RuntimeError: The expanded size of the tensor must match the existing size at non-singleton dimension
david-littlefield opened this issue · comments
Hello @li-js ,
I've been troubleshooting this error for a while now, but I'm unsure what is causing it. The Error occurs after iterating through a dozen or so images. Eventually, one of the tensors is only off by 1, and the program crashes. At first, I thought it was a rounding error caused by the outS
function in the model_solver
file. But, experimenting with it didn't fix the error. Recently, I noticed the tensors are different sizes on line 267 and 271
in the train.py
file. But, I still don't know what is causing the problem. Also, I'm running on a cpu, so testing takes a while, but I'll have access to a gpu within the next week so.
Training Epoch 0/18 (3199.0 batches) ..: 0%| | 11/600Traceback (most recent call last):
File "train.py", line 272, in <module>
loss_tag_grp = myInstanceLoss.myInstanceLoss_group(tag, tag_target, ignore_index=None)
File "libs/myInstanceLoss.py", line 118, in myInstanceLoss_group
inst = pred[mask.expand_as(pred)].view(C,-1,1) #c x -1 x 1
RuntimeError: The expanded size of the tensor (76) must match the existing size (77) at non-singleton dimension 1. Target sizes: [8, 76, 76]. Tensor sizes: [1, 77, 76]
I think the most probable cause is the difference in the versions of the library used.
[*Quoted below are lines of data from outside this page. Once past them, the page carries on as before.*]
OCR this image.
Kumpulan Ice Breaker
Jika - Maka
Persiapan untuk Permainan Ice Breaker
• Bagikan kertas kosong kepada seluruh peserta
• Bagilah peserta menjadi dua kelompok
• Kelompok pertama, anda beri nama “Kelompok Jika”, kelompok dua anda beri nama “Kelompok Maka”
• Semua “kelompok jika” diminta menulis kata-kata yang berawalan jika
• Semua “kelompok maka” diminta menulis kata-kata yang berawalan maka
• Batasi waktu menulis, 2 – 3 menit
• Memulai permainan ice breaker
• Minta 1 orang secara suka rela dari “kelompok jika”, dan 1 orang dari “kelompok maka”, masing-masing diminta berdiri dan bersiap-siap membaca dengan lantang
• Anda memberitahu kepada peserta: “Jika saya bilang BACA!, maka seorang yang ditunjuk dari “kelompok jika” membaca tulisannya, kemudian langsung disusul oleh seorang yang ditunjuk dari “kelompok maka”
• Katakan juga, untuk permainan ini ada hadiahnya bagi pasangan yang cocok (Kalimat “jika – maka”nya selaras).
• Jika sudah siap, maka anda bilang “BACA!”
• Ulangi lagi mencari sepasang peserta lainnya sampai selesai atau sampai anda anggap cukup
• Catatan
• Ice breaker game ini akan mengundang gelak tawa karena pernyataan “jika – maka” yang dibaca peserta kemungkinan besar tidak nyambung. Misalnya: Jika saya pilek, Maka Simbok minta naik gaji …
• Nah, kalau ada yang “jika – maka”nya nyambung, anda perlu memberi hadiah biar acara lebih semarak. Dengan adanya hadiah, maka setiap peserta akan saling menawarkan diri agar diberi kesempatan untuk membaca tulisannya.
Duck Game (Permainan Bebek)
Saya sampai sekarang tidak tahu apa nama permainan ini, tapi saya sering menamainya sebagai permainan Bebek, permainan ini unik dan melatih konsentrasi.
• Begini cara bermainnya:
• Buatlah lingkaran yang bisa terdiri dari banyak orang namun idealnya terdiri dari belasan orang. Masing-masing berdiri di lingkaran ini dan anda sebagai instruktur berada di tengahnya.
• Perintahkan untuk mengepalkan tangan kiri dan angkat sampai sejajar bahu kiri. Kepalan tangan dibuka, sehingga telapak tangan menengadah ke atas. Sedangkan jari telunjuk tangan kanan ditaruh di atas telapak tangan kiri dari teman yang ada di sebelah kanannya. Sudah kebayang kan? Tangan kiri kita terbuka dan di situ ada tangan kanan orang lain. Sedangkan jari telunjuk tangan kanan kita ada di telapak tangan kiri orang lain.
I have specified the version of the key libs in eval.py, e.g.: https://github.com/li-js/MHPM/blob/master/eval.py#L3
Otherwise, I guess it would not be a big problem if the tag_target's dimension is adjusted a little bit (by trimming) to fit the dimension of the tag.
Thanks, @li-js. I tried your suggestion, but none of the versions listed in eval.py
could be installed. Either, it wasn't offered by pip, it crashed during installation, or it conflicted with another module.
Is trimming like cropping or slicing an image? Or, would I need to convert the tensor to an image, crop it to fit, and then convert it back to a tensor?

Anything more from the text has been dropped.